Seriously, we need a powerful entropy-based spam filter for these. They are so easy to detect but computationally expensive unless you can develop a heuristics on what are considered high in entropy. A bunch of consonants with little vowels? No. Some languages have tonnes of consonants with little vowels. Long words? No. Some languages allow super long words (due to concatenation of words—ah, this problem is also what makes it hard for NLP guys to segment sentences in those languages).
Well, I guess I’m asking too much…
I think the best one would simply match against dictionary words. No not all dictionary words. It’s much easier if you have a substantial dictionary of stop words and basic grammar words. It will do well in most languages I know of. Say in english, how many sentences can you go without ‘is’ (and all other form of ‘to be’), ‘a/an/the’, ‘-ing’, or ‘hi/hello’? Not much. In French: ‘le’, l’, d’. In Chinese: 了，呢，不. In Japanese: の、わ、が? With a little more knowledge of what languages you’re expecting to receive, you can make such entropy-based filtering even better.

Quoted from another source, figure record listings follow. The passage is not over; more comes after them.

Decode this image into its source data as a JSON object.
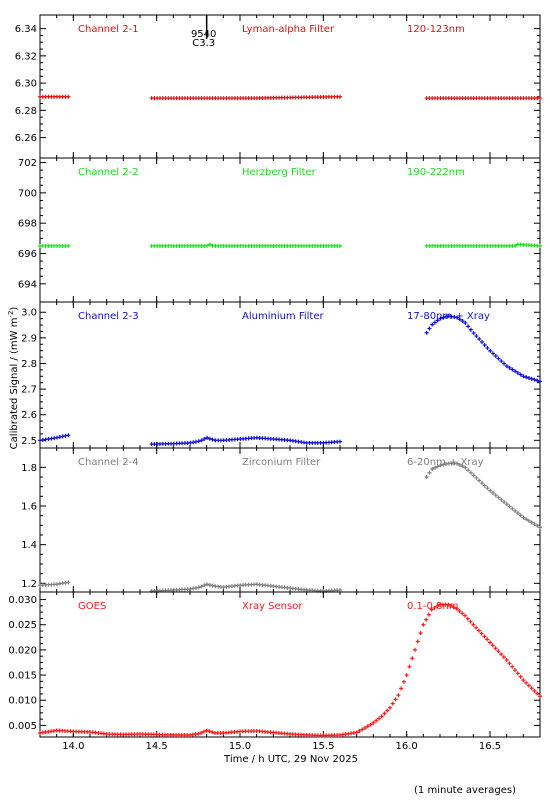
{
  "figure": {
    "xlabel": "Time / h UTC, 29 Nov 2025",
    "ylabel": "Calibrated Signal / (mW m",
    "ylabel_sup": "-2",
    "ylabel_end": ")",
    "footnote": "(1 minute averages)",
    "flare_marker": {
      "time": 14.8,
      "label_top": "9540",
      "label_bottom": "C3.3"
    }
  },
  "chart_data": [
    {
      "type": "scatter",
      "name": "Channel 2-1",
      "labels": [
        "Channel 2-1",
        "Lyman-alpha Filter",
        "120-123nm"
      ],
      "color": "#e01010",
      "xlim": [
        13.8,
        16.8
      ],
      "ylim": [
        6.245,
        6.35
      ],
      "yticks": [
        6.26,
        6.28,
        6.3,
        6.32,
        6.34
      ],
      "ytick_labels": [
        "6.26",
        "6.28",
        "6.30",
        "6.32",
        "6.34"
      ],
      "segments": [
        {
          "x": [
            13.8,
            13.97
          ],
          "y": [
            6.29,
            6.29
          ]
        },
        {
          "x": [
            14.47,
            15.1,
            15.6
          ],
          "y": [
            6.289,
            6.289,
            6.29
          ]
        },
        {
          "x": [
            16.12,
            16.8
          ],
          "y": [
            6.289,
            6.289
          ]
        }
      ]
    },
    {
      "type": "scatter",
      "name": "Channel 2-2",
      "labels": [
        "Channel 2-2",
        "Herzberg Filter",
        "190-222nm"
      ],
      "color": "#18e018",
      "xlim": [
        13.8,
        16.8
      ],
      "ylim": [
        692.8,
        702.3
      ],
      "yticks": [
        694,
        696,
        698,
        700,
        702
      ],
      "ytick_labels": [
        "694",
        "696",
        "698",
        "700",
        "702"
      ],
      "segments": [
        {
          "x": [
            13.8,
            13.97
          ],
          "y": [
            696.5,
            696.5
          ]
        },
        {
          "x": [
            14.47,
            14.8,
            14.82,
            14.84,
            15.6
          ],
          "y": [
            696.5,
            696.5,
            696.6,
            696.5,
            696.5
          ]
        },
        {
          "x": [
            16.12,
            16.65,
            16.67,
            16.8
          ],
          "y": [
            696.5,
            696.5,
            696.6,
            696.5
          ]
        }
      ]
    },
    {
      "type": "scatter",
      "name": "Channel 2-3",
      "labels": [
        "Channel 2-3",
        "Aluminium Filter",
        "17-80nm + Xray"
      ],
      "color": "#1010d8",
      "xlim": [
        13.8,
        16.8
      ],
      "ylim": [
        2.47,
        3.04
      ],
      "yticks": [
        2.5,
        2.6,
        2.7,
        2.8,
        2.9,
        3.0
      ],
      "ytick_labels": [
        "2.5",
        "2.6",
        "2.7",
        "2.8",
        "2.9",
        "3.0"
      ],
      "segments": [
        {
          "x": [
            13.8,
            13.85,
            13.9,
            13.97
          ],
          "y": [
            2.5,
            2.505,
            2.51,
            2.52
          ]
        },
        {
          "x": [
            14.47,
            14.6,
            14.7,
            14.76,
            14.8,
            14.85,
            14.9,
            15.0,
            15.1,
            15.2,
            15.3,
            15.4,
            15.5,
            15.6
          ],
          "y": [
            2.485,
            2.487,
            2.49,
            2.497,
            2.51,
            2.5,
            2.5,
            2.505,
            2.51,
            2.505,
            2.5,
            2.49,
            2.49,
            2.495
          ]
        },
        {
          "x": [
            16.12,
            16.15,
            16.2,
            16.25,
            16.3,
            16.35,
            16.4,
            16.5,
            16.6,
            16.7,
            16.8
          ],
          "y": [
            2.92,
            2.95,
            2.975,
            2.985,
            2.98,
            2.96,
            2.92,
            2.85,
            2.79,
            2.75,
            2.73
          ]
        }
      ]
    },
    {
      "type": "scatter",
      "name": "Channel 2-4",
      "labels": [
        "Channel 2-4",
        "Zirconium Filter",
        "6-20nm + Xray"
      ],
      "color": "#808080",
      "xlim": [
        13.8,
        16.8
      ],
      "ylim": [
        1.155,
        1.9
      ],
      "yticks": [
        1.2,
        1.4,
        1.6,
        1.8
      ],
      "ytick_labels": [
        "1.2",
        "1.4",
        "1.6",
        "1.8"
      ],
      "segments": [
        {
          "x": [
            13.8,
            13.9,
            13.97
          ],
          "y": [
            1.19,
            1.195,
            1.205
          ]
        },
        {
          "x": [
            14.47,
            14.6,
            14.7,
            14.76,
            14.8,
            14.85,
            14.9,
            15.0,
            15.1,
            15.2,
            15.3,
            15.4,
            15.5,
            15.6
          ],
          "y": [
            1.16,
            1.165,
            1.17,
            1.18,
            1.195,
            1.185,
            1.18,
            1.19,
            1.195,
            1.185,
            1.175,
            1.165,
            1.16,
            1.165
          ]
        },
        {
          "x": [
            16.12,
            16.15,
            16.2,
            16.25,
            16.3,
            16.35,
            16.4,
            16.5,
            16.6,
            16.7,
            16.8
          ],
          "y": [
            1.75,
            1.79,
            1.81,
            1.82,
            1.82,
            1.8,
            1.76,
            1.68,
            1.61,
            1.54,
            1.49
          ]
        }
      ]
    },
    {
      "type": "scatter",
      "name": "GOES",
      "labels": [
        "GOES",
        "Xray Sensor",
        "0.1-0.8nm"
      ],
      "color": "#ff1818",
      "xlim": [
        13.8,
        16.8
      ],
      "ylim": [
        0.0027,
        0.0315
      ],
      "yticks": [
        0.005,
        0.01,
        0.015,
        0.02,
        0.025,
        0.03
      ],
      "ytick_labels": [
        "0.005",
        "0.010",
        "0.015",
        "0.020",
        "0.025",
        "0.030"
      ],
      "xticks": [
        14.0,
        14.5,
        15.0,
        15.5,
        16.0,
        16.5
      ],
      "xtick_labels": [
        "14.0",
        "14.5",
        "15.0",
        "15.5",
        "16.0",
        "16.5"
      ],
      "segments": [
        {
          "x": [
            13.8,
            13.9,
            14.0,
            14.1,
            14.2,
            14.3,
            14.4,
            14.5,
            14.6,
            14.7,
            14.76,
            14.8,
            14.85,
            14.9,
            15.0,
            15.1,
            15.2,
            15.3,
            15.4,
            15.5,
            15.6,
            15.7,
            15.75,
            15.8,
            15.85,
            15.9,
            15.95,
            16.0,
            16.05,
            16.1,
            16.15,
            16.2,
            16.25,
            16.3,
            16.35,
            16.4,
            16.5,
            16.6,
            16.7,
            16.8
          ],
          "y": [
            0.0035,
            0.004,
            0.0038,
            0.0037,
            0.0033,
            0.0032,
            0.0033,
            0.0032,
            0.0031,
            0.0031,
            0.0034,
            0.004,
            0.0035,
            0.0035,
            0.0038,
            0.0039,
            0.0036,
            0.0033,
            0.0031,
            0.003,
            0.0031,
            0.0036,
            0.0045,
            0.0055,
            0.0068,
            0.0085,
            0.011,
            0.015,
            0.02,
            0.025,
            0.028,
            0.029,
            0.029,
            0.0282,
            0.0268,
            0.025,
            0.0215,
            0.018,
            0.014,
            0.0108
          ]
        }
      ]
    }
  ]
}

Machine learning? Probably not. Well, it might be possible but limited. Spam filter needs to be fast if it were to scale (say, to be used by GMail). What you can do though is to perform a training session that produces filtering rules that may be executed quickly against the message (a simple machine learning way would be to train against a corpus of spam and produce a dictionary lists of banned words). Oh well, but those would be out of my league. I don’t need too advanced a filter.
All right. Seems these spam comments have at least done me some good and let me think through some stuffs quite a bit. (And it makes me realize that some sentences means the same in Russian and Ukrainian.)